Chemotherapy drug temozolomide analog shows promise in treating glioma
A team of researchers from Yale University and Yale School of Medicine has developed a temozolomide analog for use as a chemotherapy drug in treating glioma. In their paper published in the journal Science, the researchers describe the new drug and how it works to kill brain tumor cells. Roger Reddel and Adel Aref, with the University of Sydney’s Children’s Medical Research Institute, have published a Perspective piece in the same journal issue outlining the work done by the team in New Jersey
As the researchers note, glioblastoma (GBM) is the most common type of brain tumor in humans—it is also the most deadly. Just 5% of patients live five years beyond diagnosis. Treatment for patients with GBM involves radiation therapy and prescription of the chemotherapy drug temozolomide (TMZ). Such treatment is generally geared to prolonging life, not saving it. In this new effort, the researchers have developed a TMZ analog that has thus far proven to be more effective at killing GBM cells than standard TMZ.

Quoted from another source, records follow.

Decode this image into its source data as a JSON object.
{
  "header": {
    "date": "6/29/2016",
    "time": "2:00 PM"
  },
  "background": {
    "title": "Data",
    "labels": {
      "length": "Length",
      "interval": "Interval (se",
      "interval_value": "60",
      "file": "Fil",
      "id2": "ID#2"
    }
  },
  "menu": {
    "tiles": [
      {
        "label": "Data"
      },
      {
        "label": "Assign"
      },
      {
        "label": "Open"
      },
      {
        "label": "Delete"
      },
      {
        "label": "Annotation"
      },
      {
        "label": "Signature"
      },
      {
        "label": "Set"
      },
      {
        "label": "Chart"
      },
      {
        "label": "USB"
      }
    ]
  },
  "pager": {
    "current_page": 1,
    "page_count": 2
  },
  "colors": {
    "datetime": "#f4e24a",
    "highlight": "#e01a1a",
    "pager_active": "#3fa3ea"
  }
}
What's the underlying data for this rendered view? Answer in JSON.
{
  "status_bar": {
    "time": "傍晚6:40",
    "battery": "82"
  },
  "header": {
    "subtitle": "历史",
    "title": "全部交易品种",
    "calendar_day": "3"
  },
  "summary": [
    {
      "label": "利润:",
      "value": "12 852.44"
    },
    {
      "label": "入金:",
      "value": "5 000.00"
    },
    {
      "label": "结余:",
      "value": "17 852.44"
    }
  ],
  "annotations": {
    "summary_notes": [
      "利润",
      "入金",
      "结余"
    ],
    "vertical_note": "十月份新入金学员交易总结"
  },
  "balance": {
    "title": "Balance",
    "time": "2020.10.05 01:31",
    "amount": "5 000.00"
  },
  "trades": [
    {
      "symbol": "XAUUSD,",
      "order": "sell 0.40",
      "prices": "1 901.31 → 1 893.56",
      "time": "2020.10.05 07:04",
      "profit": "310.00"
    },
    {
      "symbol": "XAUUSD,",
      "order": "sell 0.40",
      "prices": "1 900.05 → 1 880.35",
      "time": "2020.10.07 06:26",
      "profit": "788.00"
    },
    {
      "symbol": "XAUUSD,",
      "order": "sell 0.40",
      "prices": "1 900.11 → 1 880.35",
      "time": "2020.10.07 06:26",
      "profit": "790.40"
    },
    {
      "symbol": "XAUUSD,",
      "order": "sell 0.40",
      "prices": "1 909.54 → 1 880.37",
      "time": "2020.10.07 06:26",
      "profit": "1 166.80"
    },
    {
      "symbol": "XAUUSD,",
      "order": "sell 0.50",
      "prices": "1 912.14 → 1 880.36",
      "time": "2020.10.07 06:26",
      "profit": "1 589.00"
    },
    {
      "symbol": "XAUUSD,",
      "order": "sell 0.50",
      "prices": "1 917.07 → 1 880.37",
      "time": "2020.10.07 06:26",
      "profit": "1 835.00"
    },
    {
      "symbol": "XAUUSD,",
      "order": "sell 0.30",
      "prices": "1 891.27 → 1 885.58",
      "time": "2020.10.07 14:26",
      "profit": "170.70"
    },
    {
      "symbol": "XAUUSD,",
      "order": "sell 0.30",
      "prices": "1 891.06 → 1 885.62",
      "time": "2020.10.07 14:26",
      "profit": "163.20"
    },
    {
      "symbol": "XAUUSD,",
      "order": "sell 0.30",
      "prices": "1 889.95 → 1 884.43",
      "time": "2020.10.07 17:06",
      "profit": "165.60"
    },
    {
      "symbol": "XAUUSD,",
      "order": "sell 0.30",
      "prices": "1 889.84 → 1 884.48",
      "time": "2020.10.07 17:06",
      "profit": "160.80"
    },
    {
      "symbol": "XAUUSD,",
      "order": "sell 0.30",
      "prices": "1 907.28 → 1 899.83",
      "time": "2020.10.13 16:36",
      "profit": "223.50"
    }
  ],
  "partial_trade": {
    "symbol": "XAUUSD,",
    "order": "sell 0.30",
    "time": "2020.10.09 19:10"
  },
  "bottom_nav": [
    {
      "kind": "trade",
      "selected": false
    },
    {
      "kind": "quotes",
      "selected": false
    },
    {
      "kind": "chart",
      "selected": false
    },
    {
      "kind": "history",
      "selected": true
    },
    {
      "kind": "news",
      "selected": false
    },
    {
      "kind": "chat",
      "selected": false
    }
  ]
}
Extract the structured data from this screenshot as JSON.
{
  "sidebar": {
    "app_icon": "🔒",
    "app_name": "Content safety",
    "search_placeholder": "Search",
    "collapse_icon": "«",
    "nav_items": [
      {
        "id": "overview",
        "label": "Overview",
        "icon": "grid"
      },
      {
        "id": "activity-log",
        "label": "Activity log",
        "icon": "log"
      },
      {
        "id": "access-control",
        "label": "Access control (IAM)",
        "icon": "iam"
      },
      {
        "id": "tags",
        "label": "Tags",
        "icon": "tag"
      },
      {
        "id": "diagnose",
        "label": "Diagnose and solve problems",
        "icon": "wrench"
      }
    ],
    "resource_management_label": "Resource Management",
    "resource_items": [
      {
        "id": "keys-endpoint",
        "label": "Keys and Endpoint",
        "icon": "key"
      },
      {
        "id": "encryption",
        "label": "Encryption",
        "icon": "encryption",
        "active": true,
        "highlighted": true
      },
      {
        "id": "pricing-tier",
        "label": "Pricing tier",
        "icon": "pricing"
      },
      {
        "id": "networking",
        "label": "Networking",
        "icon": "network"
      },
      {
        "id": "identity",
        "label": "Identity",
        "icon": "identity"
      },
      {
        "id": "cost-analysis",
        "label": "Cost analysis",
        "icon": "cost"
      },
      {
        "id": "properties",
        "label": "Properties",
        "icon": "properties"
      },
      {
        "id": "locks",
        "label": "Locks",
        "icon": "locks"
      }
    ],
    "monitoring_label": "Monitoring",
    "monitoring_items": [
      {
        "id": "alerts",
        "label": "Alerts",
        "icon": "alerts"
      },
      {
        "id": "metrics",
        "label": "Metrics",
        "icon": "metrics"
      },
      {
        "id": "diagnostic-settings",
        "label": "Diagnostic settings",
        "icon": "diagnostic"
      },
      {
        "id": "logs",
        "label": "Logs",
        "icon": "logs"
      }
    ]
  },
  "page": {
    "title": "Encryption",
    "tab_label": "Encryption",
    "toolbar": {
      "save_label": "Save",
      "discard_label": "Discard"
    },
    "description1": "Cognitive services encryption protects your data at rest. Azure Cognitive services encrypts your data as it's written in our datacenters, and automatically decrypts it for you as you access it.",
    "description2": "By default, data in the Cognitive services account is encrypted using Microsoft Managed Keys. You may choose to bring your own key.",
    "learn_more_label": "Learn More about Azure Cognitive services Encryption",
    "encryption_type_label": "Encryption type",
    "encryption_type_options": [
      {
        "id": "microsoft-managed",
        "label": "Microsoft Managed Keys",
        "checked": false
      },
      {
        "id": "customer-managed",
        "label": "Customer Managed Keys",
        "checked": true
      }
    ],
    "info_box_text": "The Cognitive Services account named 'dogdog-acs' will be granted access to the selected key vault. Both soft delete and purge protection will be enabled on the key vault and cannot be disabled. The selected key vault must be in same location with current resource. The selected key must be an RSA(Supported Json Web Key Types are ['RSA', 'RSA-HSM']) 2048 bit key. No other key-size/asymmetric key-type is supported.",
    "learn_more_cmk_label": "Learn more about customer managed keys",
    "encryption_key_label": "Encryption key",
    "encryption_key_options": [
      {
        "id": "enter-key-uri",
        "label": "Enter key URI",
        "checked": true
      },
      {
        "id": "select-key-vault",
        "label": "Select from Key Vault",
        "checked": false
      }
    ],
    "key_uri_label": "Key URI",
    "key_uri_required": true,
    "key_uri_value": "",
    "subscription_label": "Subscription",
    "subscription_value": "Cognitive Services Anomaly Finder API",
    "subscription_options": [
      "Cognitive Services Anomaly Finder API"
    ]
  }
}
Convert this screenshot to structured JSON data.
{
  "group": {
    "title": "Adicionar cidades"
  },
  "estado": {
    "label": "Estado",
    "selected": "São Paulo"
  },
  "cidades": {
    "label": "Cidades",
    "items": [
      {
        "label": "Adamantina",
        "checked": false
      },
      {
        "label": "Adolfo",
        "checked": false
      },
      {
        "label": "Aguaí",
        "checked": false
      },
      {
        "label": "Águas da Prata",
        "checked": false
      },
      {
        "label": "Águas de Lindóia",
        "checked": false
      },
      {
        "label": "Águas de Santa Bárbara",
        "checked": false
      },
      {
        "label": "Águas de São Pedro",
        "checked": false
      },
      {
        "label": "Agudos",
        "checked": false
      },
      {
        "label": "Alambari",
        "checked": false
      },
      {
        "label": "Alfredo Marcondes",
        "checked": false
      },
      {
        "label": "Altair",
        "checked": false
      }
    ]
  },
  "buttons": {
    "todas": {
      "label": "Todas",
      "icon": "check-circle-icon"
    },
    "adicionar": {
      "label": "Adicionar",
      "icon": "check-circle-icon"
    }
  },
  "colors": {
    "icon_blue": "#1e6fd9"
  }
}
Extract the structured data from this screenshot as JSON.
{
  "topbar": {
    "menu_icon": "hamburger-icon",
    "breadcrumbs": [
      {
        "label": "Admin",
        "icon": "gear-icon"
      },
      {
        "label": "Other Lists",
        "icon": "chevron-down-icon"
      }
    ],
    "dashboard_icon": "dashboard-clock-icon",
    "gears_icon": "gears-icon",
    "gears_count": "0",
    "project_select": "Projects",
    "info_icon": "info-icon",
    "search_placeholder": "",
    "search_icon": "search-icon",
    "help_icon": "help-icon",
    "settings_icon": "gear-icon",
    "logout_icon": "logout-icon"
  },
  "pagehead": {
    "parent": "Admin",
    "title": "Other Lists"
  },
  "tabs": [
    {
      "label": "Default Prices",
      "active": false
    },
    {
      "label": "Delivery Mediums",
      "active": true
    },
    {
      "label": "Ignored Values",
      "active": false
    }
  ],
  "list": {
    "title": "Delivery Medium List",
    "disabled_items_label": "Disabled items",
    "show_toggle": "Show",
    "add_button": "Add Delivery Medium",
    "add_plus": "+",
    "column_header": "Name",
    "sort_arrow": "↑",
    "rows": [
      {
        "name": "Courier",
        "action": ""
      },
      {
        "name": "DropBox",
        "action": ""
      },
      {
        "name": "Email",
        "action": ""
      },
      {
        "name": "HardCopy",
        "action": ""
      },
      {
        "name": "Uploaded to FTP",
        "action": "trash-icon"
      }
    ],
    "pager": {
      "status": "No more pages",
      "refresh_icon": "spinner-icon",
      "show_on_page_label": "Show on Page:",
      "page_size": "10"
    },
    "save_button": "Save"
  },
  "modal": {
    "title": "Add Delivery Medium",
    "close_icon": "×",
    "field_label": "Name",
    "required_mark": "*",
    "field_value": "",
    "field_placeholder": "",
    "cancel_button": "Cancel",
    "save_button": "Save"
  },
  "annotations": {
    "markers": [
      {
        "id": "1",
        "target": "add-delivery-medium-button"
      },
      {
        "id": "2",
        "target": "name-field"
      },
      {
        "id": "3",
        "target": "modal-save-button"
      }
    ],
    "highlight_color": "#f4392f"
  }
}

TMZ works, Reddel and Aref, explain, by taking advantage of a GBM weakness—its cells are deficient in O6-methylguanine methyl transferase, (MGMT)—a protein that repairs DNA. Treatment with TMZ results in the development of DNA lesions that lead to cells self-destructing—the cancer cells die while the healthy brain cells survive by healing themselves. Unfortunately, patients tend to develop a resistance to the drug, which reduces its effectiveness until it is no longer useful. In this new effort, the researchers created a TMZ-like drug that also leads to DNA lesions and cells self-destructing but they made a change that prevents the tumor cells from developing a resistance to it.